C4 : Si votre association entend travailler avec les artistes, il est néanmoins
possible de contracter des contrats « non-artistiques ». De quoi s’agit-il?

MM : Même si la majorité de nos membres sont des artistes, les outils de facturation et les services peuvent être utilisés pour d’autres métiers de nature intermittente, ou fonctionnant « à la commande ». Le journalisme est un bon exemple, il y a aussi les traducteurs, les graphistes, les guides de musée, etc. J’insiste sur la nature intermittente, car si nous remarquons qu’un travailleur a tendance à travailler à temps plein dans la même entreprise de façon très répétée, nous lui proposons de trouver une solution plus adéquate avec son employeur. C’est une question d’éthique. L’intermittence doit être choisie par le travailleur, et non subie.
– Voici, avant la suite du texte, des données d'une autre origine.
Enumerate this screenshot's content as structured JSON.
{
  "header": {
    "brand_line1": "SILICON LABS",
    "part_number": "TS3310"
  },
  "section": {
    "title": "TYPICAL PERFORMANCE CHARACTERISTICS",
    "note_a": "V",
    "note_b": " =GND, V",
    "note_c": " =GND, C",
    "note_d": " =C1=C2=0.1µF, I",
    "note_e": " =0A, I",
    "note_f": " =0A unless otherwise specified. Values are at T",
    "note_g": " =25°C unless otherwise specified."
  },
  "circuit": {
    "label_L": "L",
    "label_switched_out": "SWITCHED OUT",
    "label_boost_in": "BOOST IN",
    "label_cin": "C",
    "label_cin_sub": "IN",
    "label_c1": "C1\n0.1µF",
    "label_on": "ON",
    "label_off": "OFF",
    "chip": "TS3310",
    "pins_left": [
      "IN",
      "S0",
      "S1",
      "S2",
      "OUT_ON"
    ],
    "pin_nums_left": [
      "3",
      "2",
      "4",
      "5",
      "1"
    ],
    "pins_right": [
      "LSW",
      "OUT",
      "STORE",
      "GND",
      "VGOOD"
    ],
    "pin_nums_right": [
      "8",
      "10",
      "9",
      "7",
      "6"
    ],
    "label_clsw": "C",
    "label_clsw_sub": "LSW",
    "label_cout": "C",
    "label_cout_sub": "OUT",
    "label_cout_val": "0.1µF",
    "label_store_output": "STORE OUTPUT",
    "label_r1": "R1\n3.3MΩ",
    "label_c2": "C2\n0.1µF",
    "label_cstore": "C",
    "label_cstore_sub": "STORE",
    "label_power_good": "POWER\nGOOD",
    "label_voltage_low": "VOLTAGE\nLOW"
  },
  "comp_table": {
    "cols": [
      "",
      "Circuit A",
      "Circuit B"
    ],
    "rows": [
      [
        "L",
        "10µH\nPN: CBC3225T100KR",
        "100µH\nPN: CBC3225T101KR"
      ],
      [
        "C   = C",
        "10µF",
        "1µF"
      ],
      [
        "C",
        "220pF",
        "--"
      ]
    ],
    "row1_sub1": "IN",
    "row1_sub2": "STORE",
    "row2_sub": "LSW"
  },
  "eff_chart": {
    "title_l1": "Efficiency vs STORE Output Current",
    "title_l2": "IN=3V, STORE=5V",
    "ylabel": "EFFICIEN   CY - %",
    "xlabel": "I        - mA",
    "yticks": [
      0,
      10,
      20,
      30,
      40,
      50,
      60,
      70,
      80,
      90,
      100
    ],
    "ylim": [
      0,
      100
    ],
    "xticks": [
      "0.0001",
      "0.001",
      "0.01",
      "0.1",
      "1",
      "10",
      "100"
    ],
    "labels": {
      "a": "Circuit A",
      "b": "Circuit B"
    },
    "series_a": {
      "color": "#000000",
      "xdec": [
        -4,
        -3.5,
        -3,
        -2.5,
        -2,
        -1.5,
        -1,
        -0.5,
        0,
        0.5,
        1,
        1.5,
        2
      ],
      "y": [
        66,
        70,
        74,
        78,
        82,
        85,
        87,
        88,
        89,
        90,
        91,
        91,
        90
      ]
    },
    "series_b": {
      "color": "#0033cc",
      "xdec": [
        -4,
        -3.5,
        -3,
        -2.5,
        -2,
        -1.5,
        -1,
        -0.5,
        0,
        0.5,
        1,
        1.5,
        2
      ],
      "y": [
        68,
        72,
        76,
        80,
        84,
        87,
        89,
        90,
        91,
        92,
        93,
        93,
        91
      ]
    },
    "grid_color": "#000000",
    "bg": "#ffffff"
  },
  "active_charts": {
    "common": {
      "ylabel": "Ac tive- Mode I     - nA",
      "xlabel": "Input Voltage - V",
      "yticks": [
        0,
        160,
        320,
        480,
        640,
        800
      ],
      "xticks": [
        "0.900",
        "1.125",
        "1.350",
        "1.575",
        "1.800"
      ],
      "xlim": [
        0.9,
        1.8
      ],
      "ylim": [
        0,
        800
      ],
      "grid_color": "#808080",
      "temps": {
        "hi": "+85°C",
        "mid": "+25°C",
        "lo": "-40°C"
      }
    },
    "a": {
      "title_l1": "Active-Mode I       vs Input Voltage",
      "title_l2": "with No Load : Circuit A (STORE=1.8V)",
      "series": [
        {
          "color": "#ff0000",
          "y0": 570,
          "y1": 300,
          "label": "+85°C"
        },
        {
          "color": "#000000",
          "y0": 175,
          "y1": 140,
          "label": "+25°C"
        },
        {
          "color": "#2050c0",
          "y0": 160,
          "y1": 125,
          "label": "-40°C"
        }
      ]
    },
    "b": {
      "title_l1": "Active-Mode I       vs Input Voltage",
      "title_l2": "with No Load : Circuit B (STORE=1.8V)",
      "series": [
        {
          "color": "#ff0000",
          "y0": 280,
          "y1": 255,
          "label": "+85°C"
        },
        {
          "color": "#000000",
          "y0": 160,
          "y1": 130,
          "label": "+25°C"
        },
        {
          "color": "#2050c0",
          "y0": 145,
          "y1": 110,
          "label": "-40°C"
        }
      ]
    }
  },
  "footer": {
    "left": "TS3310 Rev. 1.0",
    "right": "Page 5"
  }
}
C4 : En 10 ans d’existence, comment analysez-vous l’évolution des secteurs professionnels avec lesquels vous collaborez?

MM : Nous nous devons de prendre du temps et du recul pour analyser cela. A l’heure actuelle, nous pouvons dire que le marché du travail est en pleine mutation et évolue beaucoup plus vite que les administrations chargées de l’encadrer. Au niveau artistique, nous ne disposons que d’études réalisées en France. Sur ces 20 dernières années, au niveau européen, le chiffre d’affaire du secteur culturel est trois fois plus important que celui du secteur automobile. Mais le nombre de travailleurs potentiels croît plus vite que le chiffre d’affaires. Il y a comme un appel d’air d’une frange toujours plus grande de la population vers des « métiers-passion ». Cette croissance de la main d’œuvre a pour effet d’envoyer plus de monde au chômage… Dans le cas de la Belgique, l’ONEM deviendrait le plus gros pouvoir subsidiant du secteur culturel alors que ce n’est pas son rôle. Supprimer les allocations de chômage serait une catastrophe sociale pour les artistes, mais aussi pour le secteur qui a besoin de cet argent pour se développer. Nous sommes au stade où nous posons juste la question. Mais vu la vitesse à laquelle nous nous développons, nous sommes à même de pouvoir faire du lobbying, de développer un côté militant…

Smart en chiffres

En dix années d’existences, Smart, c’est 20.000 membres, un chiffre d’affaire de 50 millions d’euros, 4 antennes en Wallonie, 2 en Flandres et un siège social à Bruxelles. C’est aussi 50 travailleurs équivalents temps-plein avec un nouveau recrutement tous les mois.